Preparing a company for sale is a crucial stage that can significantly influence the final price of the deal.

  • Optimizing Financial Indicators. Ensure that your company's reporting is transparent and all financial indicators are in order. This includes reducing debt, improving working capital, and increasing profitability.
  • Minimizing Risks. Resolve all legal and corporate issues before the sale. This may include settling any disputes, renewing key contracts, and obtaining necessary licenses.
  • Investing in Development. Show buyers the growth potential of the business, for example, through new projects or market expansions.
  • Optimizing Business Processes. Streamline internal processes and automate key operations. This will make the business more attractive to potential buyers.

5. Conducting Due Diligence When Purchasing a Business

Buyers typically conduct due diligence to verify the accuracy of provided data and identify potential risks. This includes:

  • Financial Due Diligence. Analyzing the company’s financial statements to verify the claimed revenue, profitability, and debt burden.
  • Legal Due Diligence. Reviewing legal documents including contracts, licenses, court cases, and intellectual property rights.
  • Operational Due Diligence. Assessing the condition of production facilities, warehouses, technologies, and other company assets.
  • Commercial Due Diligence. Studying market trends, customer base, competitive environment, and other external factors that may affect the future of the company.

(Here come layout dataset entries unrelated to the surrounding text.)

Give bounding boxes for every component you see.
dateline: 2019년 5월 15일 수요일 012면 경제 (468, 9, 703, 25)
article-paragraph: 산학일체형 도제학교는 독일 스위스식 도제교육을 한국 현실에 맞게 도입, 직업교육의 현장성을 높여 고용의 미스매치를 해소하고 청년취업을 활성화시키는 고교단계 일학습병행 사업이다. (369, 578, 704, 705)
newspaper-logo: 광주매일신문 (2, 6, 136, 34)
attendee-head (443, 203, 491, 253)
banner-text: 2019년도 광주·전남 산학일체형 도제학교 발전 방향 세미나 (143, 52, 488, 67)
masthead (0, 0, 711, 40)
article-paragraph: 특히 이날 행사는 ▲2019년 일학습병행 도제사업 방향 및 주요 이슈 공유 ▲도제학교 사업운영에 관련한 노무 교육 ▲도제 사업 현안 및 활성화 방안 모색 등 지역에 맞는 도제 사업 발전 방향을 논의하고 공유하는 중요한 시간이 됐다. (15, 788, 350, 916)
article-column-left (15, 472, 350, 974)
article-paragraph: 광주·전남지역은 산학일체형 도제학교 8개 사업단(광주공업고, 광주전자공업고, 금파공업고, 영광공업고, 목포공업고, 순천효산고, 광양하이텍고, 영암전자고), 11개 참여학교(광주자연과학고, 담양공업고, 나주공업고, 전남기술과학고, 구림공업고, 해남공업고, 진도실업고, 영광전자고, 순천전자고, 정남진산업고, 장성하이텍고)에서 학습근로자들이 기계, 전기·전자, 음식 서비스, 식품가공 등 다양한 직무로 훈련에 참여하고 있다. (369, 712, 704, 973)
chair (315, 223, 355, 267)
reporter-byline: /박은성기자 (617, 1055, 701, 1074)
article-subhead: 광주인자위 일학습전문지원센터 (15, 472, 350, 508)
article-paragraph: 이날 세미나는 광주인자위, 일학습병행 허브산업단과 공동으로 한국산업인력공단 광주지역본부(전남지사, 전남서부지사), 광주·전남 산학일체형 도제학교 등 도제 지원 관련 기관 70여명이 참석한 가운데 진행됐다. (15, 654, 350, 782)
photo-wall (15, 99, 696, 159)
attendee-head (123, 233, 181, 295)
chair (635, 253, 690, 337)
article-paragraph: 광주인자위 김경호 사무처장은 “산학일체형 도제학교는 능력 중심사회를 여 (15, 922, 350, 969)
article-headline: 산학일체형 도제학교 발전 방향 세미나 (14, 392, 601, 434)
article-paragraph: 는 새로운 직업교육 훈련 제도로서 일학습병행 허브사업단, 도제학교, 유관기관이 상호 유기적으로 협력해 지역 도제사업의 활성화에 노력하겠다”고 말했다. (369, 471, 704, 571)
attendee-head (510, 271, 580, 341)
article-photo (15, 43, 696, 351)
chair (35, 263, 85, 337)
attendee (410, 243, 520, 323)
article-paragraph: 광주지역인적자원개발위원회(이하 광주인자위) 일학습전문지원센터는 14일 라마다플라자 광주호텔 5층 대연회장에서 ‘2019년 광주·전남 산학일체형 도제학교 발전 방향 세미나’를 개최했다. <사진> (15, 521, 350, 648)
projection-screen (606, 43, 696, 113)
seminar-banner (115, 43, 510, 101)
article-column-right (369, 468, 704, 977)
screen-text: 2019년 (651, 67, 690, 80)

Business valuation is a multifaceted process that requires consideration of numerous factors and the application of various approaches. The correct choice of valuation method and thorough preparation of the company for sale can significantly boost its value and make the transaction more profitable. The company Open Oil Market, which was valued using the comparative method with OZON as a benchmark, illustrates how multiples can be applied to assess the market value of platform businesses.